Vol. 3 Iss. 5
The Chemical Educator © 1998 Springer-Verlag New York, Inc. |
ISSN 1430-4171
S 1430-4171 (98) 05246-0
|
Fractals in Chemistry by A. Harrison. Oxford Chemistry Primers, Vol. 22, Oxford Science Publications, Oxford, 1995, ISBN 0-19-855767-1, 90 pp, UK price 5 pounds, 99 pp.
In the plethora of books devoted to fractals, this modest, primer-size book is a welcomed addition, filling in the long-overdue niche of presenting this topic to undergraduate chemistry students. Whereas these students are the primary target of this Oxford series, this book is of value to graduate students as well, not only in chemistry but in neighboring domains such as materials and polymers science, surface and colloid science, geochemistry, and physics.
The main aim of the book is to show the curious student, who has been accustomed to think of nature in terms of perfect geometry of flat planes, exact spheres, ideal pyramids, and so on, that nature is much more complex, and that fractal geometry offers an entry to the study of this complexity and of its effects. The direct relevance to the chemistry student in this area stems from the recognition that many heterogeneous processes are highly sensitive to the details of the geometry that defines the heterogeneity. A celebrated example is catalyst activity, which is intimately dictated by geometric details of a catalyst's structure. This is true for unsupported catalysts, for supported ones, and for the supports themselves. In some notable cases, such as zeolites and well-defined metal crystals, the problem of quantifying both the description of the morphology and its effects on activity is accessible by standard geometrical tools. However, unless special care is taken, production of supports, catalysts, and other materials results in structural disorder and complexity. In industry and in the laboratory, these are actually the majority of cases, leading to questions such as: what is the meaning of surface area when, for convoluted surfaces, it depends on the size of the yardstick molecule used to determine the surface area?
It must be stated clearly that by no means, and rightly so, does Harrison propose that fractal geometry is the general, ultimate solution to structural problems in chemistry; but it is proposed that by adopting and adapting some concepts of fractal geometry, one can illuminate heterogeneous chemistry from a new angle, and provide hitherto unattainable insights on the sensitivity of reactivity to the details of structure in its broadest sense. Indeed it is perhaps in order to comment now on what can and what cannot be claimed by fractal analysis of experimental data from the practical point of view.

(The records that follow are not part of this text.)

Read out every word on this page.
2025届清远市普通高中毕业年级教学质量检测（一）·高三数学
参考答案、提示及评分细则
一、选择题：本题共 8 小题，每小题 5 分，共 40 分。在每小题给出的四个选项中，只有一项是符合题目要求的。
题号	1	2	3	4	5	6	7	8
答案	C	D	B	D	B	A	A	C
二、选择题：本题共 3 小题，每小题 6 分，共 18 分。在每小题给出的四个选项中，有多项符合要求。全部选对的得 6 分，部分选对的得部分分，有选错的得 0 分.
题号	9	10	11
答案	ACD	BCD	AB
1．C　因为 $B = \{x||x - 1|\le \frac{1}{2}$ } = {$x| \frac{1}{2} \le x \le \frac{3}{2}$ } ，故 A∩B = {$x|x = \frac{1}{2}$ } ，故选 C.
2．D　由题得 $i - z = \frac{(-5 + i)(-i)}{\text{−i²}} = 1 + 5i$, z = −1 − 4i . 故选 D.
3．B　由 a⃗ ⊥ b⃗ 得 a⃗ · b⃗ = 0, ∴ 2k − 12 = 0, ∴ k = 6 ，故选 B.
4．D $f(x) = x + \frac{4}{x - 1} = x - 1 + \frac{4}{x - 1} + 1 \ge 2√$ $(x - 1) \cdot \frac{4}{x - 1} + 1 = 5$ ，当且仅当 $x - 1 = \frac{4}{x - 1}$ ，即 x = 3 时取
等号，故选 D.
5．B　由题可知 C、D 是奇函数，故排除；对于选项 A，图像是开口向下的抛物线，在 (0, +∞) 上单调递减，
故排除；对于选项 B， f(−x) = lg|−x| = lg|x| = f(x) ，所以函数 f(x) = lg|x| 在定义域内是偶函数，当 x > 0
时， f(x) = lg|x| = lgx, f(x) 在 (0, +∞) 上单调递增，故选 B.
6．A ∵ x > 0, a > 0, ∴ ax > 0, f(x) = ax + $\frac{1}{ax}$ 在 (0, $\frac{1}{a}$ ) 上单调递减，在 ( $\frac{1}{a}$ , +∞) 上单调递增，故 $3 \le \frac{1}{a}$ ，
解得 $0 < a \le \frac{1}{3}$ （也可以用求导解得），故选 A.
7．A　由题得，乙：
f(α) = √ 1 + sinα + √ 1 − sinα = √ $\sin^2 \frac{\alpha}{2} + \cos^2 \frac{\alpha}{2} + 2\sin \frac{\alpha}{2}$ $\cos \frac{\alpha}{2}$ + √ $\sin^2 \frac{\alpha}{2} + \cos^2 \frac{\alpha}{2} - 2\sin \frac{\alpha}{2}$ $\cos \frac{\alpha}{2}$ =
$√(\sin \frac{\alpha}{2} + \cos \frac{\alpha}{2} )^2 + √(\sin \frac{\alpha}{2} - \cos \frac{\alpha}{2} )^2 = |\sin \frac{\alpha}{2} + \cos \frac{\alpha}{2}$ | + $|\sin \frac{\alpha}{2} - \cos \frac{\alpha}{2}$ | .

Fractal analysis is a tool with which one analyzes how a given property of matter, either extensive (e.g., absolute surface area) or intensive (e.g., density), changes with the resolution of its measurement. In that sense, fractal analysis is a resolution analysis. Such is proven practically useful if a simple relation between property and resolution emerges, allowing both the condensation of data into few parameters and some finite range of predictability. It has been an empirical observation, the roots of which are yet an enigma, that in many cases the scaling relation that is obtained takes the form of a simple power law of the form
where b is a constant that defines the sensitivity to resolution changes. Often then, the exponent has been further interpreted in terms of a simple function of the fractal dimension. Such further interpretation is not always needed, but it has helped researchers to link experimental observations to simulations and to theoretical approaches that have fractal structures at their base. And again, while this power-law scaling relation is not necessarily the only one of interest, it is the focus of this Primer because it has been observed in a wide range of materials, processes, and reactions. A practice has emerged in the scientific literature that whenever one encounters such an empirical relation, one often terms it a "fractal scaling relation." Indeed, the main feature of fractal geometry that made it a priori attractive for approaching the problems of structural complexity has been the resemblance of theoretical objects generated by fractal geometry algorithms to many cases of realistic disorder found in the material world. In particular, the shapes of these objects are characterized by self-similarity, namely by invariance to transformation of scale.
Yet one must stress the clear distinction between the teaching of fractal geometry as a theoretical mathematical tool, and the experimentally observed power laws which have been interpreted in terms of fractal objects. In the former, one should have the scaling relation over very many orders of magnitude (in fact, an infinite number of orders); in practice, however, one usually observes about one order of magnitude, maybe two, rarely spanning beyond it. These limited range is the outcome of the dictates of lower and upper cutoffs inherent in any real system. Is it then justified to call such objects fractal? It is an open debate. The view of this reviewer is that yes, the benefits of analyzing complex structures in terms of a resolution analysis, and in terms of a resulting limited-range power law, greatly outweigh the demands of mathematical rigor. Thus fractal geometry, in its more relaxed and imperfect practical form, has greatly facilitated the revolution in contemporary heterogeneous chemistry which, at last, has embraced the so-called pathological structures as a legitimate child. This revolution is clearly and concisely explained by Harrison in this book, which I highly recommend not only for the bookshelf of practitioners of heterogeneous chemistry, but also to be read and taught.